On the other hand, the last time the country tried a massive crackdown on immigrant workers from Mexico, in an attempt to shore up prospects for native workers in the 1960s, it didn’t result in any of the promised effects. Wages and employment stayed the same for domestic workers even as the supply of immigrant workers fell dramatically. We don’t actually have a good track record of kicking people out and creating jobs for those who stay.

The economic argument is in many ways beside the point. Deporting people who have only ever known this country is inhumane.
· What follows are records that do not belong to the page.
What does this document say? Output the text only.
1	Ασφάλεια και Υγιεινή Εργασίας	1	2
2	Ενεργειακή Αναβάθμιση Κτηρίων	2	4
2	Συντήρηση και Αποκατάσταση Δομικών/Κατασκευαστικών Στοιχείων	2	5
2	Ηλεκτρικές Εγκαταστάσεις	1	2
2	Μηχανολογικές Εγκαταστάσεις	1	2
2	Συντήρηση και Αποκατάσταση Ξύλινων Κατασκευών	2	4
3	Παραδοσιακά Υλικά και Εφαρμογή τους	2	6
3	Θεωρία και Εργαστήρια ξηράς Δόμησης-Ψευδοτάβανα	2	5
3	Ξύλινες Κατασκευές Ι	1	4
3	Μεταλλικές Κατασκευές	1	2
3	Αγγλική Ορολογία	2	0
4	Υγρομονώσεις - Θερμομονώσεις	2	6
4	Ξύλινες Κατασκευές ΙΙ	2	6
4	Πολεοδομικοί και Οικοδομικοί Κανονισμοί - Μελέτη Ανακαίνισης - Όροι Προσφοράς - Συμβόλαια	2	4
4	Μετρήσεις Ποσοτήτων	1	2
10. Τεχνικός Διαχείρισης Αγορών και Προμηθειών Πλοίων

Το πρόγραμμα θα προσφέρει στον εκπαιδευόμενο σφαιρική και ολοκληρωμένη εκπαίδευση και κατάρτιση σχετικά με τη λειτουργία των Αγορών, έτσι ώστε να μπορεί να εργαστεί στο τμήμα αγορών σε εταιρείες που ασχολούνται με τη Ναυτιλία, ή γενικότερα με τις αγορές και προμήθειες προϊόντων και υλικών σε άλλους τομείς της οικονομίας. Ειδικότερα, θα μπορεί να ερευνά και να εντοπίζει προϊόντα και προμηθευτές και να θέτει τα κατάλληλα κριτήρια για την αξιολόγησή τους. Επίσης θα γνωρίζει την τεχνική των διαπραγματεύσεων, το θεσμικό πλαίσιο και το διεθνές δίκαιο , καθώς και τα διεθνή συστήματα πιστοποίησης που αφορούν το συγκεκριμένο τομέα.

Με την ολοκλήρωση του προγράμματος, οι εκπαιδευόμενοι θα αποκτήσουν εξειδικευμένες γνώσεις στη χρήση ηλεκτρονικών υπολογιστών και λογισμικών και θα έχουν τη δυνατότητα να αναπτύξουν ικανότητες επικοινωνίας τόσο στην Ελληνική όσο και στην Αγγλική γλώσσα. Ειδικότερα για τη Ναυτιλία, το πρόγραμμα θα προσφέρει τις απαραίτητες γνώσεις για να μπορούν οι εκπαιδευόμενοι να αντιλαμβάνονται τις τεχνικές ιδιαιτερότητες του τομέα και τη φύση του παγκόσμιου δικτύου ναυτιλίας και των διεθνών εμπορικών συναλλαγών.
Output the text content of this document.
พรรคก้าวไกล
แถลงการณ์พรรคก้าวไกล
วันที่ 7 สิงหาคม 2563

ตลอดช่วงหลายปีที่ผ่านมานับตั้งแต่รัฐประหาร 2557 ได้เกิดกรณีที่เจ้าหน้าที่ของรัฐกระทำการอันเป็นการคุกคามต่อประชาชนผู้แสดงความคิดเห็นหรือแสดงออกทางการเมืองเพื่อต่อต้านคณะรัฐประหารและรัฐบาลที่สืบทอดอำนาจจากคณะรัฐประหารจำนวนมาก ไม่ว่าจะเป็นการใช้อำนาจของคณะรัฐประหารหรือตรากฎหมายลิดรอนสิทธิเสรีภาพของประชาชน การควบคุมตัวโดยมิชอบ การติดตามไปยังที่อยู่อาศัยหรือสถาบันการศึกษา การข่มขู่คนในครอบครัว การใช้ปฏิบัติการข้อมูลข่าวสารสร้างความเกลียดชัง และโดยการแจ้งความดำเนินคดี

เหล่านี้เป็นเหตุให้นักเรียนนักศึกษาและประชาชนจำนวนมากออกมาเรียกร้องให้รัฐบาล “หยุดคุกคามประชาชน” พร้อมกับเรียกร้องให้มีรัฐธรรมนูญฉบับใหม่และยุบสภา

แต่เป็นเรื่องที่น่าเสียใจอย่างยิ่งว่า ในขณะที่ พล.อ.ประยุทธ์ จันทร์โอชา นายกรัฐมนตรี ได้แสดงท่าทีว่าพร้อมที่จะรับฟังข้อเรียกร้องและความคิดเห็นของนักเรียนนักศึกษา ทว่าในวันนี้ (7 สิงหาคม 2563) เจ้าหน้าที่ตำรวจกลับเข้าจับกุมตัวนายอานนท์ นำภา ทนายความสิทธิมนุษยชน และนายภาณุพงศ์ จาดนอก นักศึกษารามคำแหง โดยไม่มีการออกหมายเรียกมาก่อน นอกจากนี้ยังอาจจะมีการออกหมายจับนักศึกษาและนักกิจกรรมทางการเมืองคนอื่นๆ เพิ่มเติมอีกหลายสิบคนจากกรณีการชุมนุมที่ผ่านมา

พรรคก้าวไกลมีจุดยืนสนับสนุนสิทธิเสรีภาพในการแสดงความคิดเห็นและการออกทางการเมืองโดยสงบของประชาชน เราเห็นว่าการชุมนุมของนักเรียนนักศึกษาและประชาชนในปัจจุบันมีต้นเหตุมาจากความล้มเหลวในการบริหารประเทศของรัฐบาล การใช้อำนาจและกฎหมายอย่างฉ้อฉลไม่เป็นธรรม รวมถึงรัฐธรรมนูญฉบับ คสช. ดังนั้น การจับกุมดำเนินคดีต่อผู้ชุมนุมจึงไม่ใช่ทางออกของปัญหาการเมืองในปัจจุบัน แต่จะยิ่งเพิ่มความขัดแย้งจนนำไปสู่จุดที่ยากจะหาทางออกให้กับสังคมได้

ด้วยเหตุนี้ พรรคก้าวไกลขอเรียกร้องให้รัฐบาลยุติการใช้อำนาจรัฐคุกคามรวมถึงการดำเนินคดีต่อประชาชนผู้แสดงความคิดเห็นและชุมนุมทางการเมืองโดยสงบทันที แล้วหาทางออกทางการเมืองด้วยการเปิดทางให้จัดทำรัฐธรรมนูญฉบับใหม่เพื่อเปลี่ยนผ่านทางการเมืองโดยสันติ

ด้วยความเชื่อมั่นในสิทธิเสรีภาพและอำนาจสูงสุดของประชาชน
So is the mass deportation of people who came here seeking better opportunities, often fleeing difficult or dangerous conditions at home, many of whom would have to return to near certain peril.

Similarly, for those who back President Trump’s nativist crackdown on all types of immigration, the issue likely isn’t about what economic impact immigrants might have. Ethnocentrism and racism are about maintaining racial hegemony and power, not about astute economic analysis.

But Sessions is lying when he says that the Trump administration’s reversal on DACA is about jobs. Hiding racism behind economics doesn’t make it less racist. And in this case, the economics are flat-out wrong.